Resting on outdoor verandahs called brugak, ancient women sleep, their lips stained red with betel juice. In other brugak, families thin with privation watch visitors with hungry eyes.

These people seem like shadows of the past, breathing but barely existing. One well-dressed young man, 30-year-old Misayang, has taken over the role of guide in the village.

He is quick to meet with visitors to the village, inviting them into his home and explaining how Sasak houses function. Surrounding the walls of his house are woven baskets and other trinkets, all dust laden and cobwebbed, testament to how rarely the village makes a sale.

“The government wanted us to maintain our village and our farming traditions so tourists could come here and learn of our ways,” says Misayang, offering for sale a woven basket for US$60.

“It’s old — an antique. The woman who made this is already dead,” says Misayang of the exorbitant price, 25 times more expensive than the same item in Bali.

Misayang explains that no one in his village can make baskets like the one he holds — “and why would we when they take a week to make and we only get US$15?” he asks.

Textile weaving skills have also been lost in this adat village. Sitting near Misayang is 36-year-old Erni. She looks embarrassed and saddened that the ancient skills of her grandmother and mother have not continued.

“That would have been work on the side — to make baskets and our weavings. It was not meant to be our whole income — having these skills would have helped us, but my grandmother never taught me and most of the old ladies are now dead. The ones still living have also forgotten these skills,” says Erni as she feeds her baby green beans grown in her fields.

Even dance has been lost to this village, this dusty, broken down museum. “We have no dance teacher,” says Misayang simply.

Obsolete: Dusty items line a home, all that is left of traditional handicraft skills and testament to how rarely the village makes a sale.
Obsolete: Dusty items line a home, all that is left of traditional handicraft skills and testament to how rarely the village makes a sale.
The farmlands surrounding Segenter, with its population of 399, though arid, are surprisingly productive, according to 53-year-old local farmer Amak Remaja.

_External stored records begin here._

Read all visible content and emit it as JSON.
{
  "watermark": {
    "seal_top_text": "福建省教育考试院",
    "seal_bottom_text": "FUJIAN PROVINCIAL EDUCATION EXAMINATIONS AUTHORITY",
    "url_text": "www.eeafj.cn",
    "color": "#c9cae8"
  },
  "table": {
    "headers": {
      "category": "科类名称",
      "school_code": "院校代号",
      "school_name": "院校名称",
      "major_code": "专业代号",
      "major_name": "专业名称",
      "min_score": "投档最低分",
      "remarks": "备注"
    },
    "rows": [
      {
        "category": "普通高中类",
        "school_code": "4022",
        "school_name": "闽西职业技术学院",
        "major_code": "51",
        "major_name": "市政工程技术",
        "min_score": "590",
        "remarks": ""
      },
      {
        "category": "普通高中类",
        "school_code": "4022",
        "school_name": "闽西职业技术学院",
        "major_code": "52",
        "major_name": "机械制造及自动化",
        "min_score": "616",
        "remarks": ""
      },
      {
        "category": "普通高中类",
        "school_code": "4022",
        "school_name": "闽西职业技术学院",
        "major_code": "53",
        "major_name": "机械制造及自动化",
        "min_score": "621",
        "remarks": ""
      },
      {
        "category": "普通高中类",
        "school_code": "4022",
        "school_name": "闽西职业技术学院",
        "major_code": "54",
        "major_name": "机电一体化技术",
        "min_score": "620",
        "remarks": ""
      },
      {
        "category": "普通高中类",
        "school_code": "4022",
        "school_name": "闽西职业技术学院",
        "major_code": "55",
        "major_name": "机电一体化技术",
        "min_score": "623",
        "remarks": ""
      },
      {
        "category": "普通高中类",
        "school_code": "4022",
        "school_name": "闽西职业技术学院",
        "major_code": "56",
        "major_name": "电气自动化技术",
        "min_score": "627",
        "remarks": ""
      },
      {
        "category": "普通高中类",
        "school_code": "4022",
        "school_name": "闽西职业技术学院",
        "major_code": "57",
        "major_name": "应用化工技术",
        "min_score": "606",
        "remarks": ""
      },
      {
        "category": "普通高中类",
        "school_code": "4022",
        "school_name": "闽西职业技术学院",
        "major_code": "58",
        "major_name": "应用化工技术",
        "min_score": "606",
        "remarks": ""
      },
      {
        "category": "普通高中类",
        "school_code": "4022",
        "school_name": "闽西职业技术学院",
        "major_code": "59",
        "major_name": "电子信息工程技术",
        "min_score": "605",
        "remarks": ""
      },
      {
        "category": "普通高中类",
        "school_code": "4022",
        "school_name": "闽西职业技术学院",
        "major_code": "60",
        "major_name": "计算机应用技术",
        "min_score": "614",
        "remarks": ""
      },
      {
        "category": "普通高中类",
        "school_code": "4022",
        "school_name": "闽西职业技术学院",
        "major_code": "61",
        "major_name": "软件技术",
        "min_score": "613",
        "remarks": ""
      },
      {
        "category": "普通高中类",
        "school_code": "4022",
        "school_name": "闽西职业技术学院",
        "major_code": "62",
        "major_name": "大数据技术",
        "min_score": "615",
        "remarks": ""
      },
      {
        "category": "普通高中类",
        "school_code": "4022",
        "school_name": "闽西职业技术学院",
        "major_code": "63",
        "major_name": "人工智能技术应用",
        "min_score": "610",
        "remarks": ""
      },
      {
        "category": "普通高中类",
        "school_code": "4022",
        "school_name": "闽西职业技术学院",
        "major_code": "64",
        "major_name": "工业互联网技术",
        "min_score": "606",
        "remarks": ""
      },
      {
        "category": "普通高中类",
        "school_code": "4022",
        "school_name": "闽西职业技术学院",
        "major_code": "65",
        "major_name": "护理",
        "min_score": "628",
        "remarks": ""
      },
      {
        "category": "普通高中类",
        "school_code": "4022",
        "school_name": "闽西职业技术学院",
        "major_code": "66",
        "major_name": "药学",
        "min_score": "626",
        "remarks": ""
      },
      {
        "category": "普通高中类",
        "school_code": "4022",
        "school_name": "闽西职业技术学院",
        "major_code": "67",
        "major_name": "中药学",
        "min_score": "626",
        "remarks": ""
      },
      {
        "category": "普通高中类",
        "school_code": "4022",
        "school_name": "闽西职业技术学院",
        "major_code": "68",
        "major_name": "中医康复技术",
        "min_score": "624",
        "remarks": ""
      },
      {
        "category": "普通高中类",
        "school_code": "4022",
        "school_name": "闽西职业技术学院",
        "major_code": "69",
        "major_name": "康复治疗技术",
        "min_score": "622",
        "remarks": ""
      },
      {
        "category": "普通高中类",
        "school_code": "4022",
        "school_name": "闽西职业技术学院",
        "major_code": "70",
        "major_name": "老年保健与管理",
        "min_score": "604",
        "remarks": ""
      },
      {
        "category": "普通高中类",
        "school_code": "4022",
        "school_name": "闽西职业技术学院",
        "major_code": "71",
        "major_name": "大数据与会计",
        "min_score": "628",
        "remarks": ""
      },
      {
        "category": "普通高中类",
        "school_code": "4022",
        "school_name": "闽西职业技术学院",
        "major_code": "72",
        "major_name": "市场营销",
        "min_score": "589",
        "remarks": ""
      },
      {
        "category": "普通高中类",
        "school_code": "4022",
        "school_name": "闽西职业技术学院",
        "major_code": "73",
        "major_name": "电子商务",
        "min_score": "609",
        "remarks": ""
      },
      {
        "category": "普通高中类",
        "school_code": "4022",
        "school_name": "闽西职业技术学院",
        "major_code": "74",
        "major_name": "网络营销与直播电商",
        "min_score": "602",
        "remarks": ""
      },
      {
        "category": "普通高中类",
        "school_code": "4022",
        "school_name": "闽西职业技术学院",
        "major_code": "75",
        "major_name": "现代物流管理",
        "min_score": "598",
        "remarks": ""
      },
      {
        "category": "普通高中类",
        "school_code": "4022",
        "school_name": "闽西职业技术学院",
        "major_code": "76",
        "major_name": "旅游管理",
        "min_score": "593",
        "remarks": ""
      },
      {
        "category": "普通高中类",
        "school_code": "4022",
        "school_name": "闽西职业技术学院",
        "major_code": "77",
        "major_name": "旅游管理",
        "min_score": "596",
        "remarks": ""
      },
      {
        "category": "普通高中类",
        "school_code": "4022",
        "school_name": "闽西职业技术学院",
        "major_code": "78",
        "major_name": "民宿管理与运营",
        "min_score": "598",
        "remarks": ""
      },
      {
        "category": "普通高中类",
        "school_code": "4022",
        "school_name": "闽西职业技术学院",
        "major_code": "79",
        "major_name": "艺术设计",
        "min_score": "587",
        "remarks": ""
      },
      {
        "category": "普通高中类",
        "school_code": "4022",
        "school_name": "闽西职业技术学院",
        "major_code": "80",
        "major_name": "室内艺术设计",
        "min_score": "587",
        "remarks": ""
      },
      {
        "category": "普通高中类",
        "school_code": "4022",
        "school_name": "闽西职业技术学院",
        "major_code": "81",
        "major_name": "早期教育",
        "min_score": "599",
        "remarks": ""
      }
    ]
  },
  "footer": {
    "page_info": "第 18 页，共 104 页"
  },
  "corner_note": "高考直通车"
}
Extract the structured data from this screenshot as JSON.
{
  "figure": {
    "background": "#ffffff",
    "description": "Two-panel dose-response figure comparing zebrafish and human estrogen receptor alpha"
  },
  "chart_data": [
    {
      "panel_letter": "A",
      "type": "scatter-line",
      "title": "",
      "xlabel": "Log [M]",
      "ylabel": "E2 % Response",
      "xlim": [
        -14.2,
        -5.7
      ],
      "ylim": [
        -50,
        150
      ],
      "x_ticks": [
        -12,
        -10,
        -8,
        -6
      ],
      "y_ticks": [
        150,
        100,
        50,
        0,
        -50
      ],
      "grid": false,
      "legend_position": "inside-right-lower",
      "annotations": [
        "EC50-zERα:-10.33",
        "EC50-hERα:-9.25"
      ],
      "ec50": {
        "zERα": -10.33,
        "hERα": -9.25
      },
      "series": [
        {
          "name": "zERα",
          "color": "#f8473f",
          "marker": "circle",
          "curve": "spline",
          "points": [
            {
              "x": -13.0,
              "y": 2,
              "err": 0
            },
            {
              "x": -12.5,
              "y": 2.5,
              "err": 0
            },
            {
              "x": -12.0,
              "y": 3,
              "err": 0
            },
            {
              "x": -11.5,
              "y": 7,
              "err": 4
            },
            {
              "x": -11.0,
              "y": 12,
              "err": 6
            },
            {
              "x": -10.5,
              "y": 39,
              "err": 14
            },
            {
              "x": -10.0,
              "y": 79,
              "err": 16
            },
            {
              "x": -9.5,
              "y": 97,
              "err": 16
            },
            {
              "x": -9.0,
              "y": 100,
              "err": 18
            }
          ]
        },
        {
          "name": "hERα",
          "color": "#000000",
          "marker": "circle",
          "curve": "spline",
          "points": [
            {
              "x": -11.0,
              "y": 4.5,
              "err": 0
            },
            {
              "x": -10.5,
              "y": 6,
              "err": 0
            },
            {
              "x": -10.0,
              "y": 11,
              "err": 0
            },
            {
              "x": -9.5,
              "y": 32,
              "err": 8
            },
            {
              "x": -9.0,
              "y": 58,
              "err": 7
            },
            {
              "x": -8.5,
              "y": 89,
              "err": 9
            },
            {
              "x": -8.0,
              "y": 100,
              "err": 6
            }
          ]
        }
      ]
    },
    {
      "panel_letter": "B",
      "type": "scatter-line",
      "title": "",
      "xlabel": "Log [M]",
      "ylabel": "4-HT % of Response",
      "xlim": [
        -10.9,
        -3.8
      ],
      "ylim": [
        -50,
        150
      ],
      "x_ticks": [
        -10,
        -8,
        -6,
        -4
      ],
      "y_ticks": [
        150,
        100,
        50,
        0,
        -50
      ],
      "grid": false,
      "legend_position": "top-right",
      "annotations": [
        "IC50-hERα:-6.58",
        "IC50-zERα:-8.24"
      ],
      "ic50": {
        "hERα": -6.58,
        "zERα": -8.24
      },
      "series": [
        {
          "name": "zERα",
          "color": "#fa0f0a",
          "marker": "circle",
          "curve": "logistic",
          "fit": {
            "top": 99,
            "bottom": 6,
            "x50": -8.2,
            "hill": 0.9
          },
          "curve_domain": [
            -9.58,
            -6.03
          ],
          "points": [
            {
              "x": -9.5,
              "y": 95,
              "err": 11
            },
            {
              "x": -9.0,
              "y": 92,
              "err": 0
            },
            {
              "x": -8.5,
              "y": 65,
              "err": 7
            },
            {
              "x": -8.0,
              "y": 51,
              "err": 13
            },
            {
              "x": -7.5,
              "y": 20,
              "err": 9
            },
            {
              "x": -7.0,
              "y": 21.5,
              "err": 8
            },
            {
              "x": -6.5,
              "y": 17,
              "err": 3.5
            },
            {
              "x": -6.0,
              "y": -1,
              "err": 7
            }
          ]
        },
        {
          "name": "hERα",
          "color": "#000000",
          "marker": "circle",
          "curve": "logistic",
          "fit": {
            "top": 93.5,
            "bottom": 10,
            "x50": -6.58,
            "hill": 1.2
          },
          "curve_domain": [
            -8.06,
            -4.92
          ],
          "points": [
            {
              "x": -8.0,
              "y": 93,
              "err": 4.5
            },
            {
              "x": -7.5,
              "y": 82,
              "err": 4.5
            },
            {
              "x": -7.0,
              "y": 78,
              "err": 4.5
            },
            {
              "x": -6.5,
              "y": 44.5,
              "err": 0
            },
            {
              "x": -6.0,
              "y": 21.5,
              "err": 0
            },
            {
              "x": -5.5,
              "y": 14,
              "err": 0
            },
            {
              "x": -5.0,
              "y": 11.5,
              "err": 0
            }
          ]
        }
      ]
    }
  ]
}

Their lands support cotton trees, cashews, cattle, goats, pigeons, chickens and ducks; the whole village farms, says Remaja. But, they depend on middlemen to ferry their produce to market, the middlemen also setting harvest prices.

“We have a boss from the outside — a tengkulak [middle man]. He sets the prices and its better for us to sell on contract than travel to the markets because the people there say we need money and so they try to force down the prices,” says Remaja of the difficulties these people face with “outsiders”.

It may be this village’s isolation that has caused its melancholic atmosphere — its lack of spirit; this malaise may also be the harvest of unrealistic broken dreams of tourist dollars falling like manna from heaven if these people are willing to freeze themselves in time.

“We are depressed here. We always worry about our children’s education and their future — there is never enough food. But it’s the future that worries me the most. What is life without a future? There is nothing here for our kids,” says Erni, her eyes scanning her village that time has forgotten.

With no hope for a future in their village, some young people head to Malaysia to work, says 70-year-old Nengsanom.

“Some of our kids go to Malaysia to work the palm oil plantations. They come back after two years. Two kids did go to university, but they are the only ones who made it. We have less education and the high school is 15 kilometers away — and we have no money for education,” says Nengsanom of the invisible but impenetrable barrier to a better future for the people of Segenter.